Wherever you scan the scene, there's one incident plainly visible - an increasingly large number of youth attracted towards fundamentalism. In a connected world, this becomes a problem as minor incidents become visible to all, and can be twisted out of context. Across Asia, Europe and America, policy-makers are worried as to how to reverse this trend, and turn it to a positive movement.
To understand this problem, we need to get a handle on its various dimensions.
Let us first take a look on the most crucial life goals for a young person. I can understand five - a good job, nice salary, reputation in society, happiness of family and hope of stability and success over the next 10 years. If a young person considers himself able to achieve these, or some of these, then his/her entire personality and interest turns positive, otherwise it's not too tough to misguide him. Whenever political instability is the norm, youth try to find their own ground. When it happens in a democratic setup like India's, we get leaders for the future with a strong sentiment to tackle the nation's problems.
But the real problem arises when youth find a completely disintegrating system. A good example is the age of the Arab Spring (2010 to 2015) when the young people of the Arab world aggressively challenged the old, family-driven regimes. In some nations, they could achieve their goals, like Tunisia, but in others it created a full-blown crisis. Fundamentalists were able to whip up passions enough to turn young people into terrorists. By referring to mistakes made by colonial powers like Britain, France and Russia a hundred years ago - for example the Sykes-Picot agreement which dismembered the Ottoman empire to create new States - the Islamic State (I.S.) was able to create its own ground. By promising religious solutions to some real-world problems, young men are being used to carry out atrocities and crimes that are unimaginable.
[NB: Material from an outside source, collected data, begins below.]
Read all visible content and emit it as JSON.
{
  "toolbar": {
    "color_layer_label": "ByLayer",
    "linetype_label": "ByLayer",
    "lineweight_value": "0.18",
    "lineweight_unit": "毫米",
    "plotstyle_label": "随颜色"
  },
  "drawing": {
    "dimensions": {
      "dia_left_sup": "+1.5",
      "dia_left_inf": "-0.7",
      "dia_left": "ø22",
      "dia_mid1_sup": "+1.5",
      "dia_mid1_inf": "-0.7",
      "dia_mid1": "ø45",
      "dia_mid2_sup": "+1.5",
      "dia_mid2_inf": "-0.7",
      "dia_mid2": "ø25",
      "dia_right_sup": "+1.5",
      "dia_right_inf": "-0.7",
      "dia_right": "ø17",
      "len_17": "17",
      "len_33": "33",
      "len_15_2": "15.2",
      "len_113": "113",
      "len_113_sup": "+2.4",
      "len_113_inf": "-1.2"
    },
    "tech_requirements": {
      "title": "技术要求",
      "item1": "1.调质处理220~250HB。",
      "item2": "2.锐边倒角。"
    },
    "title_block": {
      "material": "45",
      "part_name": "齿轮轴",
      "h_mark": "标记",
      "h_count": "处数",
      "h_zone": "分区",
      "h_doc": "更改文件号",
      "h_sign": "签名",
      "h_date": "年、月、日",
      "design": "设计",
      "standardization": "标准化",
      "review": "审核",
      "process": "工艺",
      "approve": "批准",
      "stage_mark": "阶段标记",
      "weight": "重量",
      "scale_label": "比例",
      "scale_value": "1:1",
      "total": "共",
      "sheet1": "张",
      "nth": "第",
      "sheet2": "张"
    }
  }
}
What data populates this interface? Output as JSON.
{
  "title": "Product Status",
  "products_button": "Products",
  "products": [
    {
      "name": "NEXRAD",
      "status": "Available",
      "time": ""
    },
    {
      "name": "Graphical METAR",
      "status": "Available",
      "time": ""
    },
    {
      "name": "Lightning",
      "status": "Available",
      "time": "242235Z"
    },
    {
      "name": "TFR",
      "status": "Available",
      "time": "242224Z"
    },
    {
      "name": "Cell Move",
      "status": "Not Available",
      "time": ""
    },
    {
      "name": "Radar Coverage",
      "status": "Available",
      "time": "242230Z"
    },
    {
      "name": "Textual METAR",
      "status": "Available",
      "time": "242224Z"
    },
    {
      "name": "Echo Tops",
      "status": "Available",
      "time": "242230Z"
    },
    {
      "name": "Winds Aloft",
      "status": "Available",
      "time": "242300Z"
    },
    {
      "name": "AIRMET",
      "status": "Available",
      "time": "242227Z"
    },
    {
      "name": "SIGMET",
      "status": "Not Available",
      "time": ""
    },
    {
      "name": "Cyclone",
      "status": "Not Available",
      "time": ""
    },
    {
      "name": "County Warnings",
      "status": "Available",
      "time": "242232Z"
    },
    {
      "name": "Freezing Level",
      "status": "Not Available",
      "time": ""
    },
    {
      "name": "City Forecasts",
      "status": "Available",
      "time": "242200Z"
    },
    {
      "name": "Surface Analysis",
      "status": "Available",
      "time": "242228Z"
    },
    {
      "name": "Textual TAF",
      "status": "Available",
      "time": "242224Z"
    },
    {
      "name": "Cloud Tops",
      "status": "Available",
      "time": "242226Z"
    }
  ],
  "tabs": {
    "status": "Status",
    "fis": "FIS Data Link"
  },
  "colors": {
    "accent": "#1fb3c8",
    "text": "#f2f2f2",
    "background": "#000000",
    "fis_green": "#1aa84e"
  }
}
Emulating this successful model was almost like a formula for fundamentalist preachers in other nations too. Since the formal education systems are generally unable to generate real capabilities that can be fruitfully used in a changing job-market, frustration is rife at various levels. The young, who are working hard to get a good material life were bombarded by media (through advertisements and programmes) with life-ideals that further accentuated frustration. These young people (15 to 25 years) saw corruption all around, leaders building personal palaces, the handicapped police, and ideals for sale in the examination systems. In the middle of all this, when elders at home teach virtues of treading the ideal path, the youth is unable to digest it.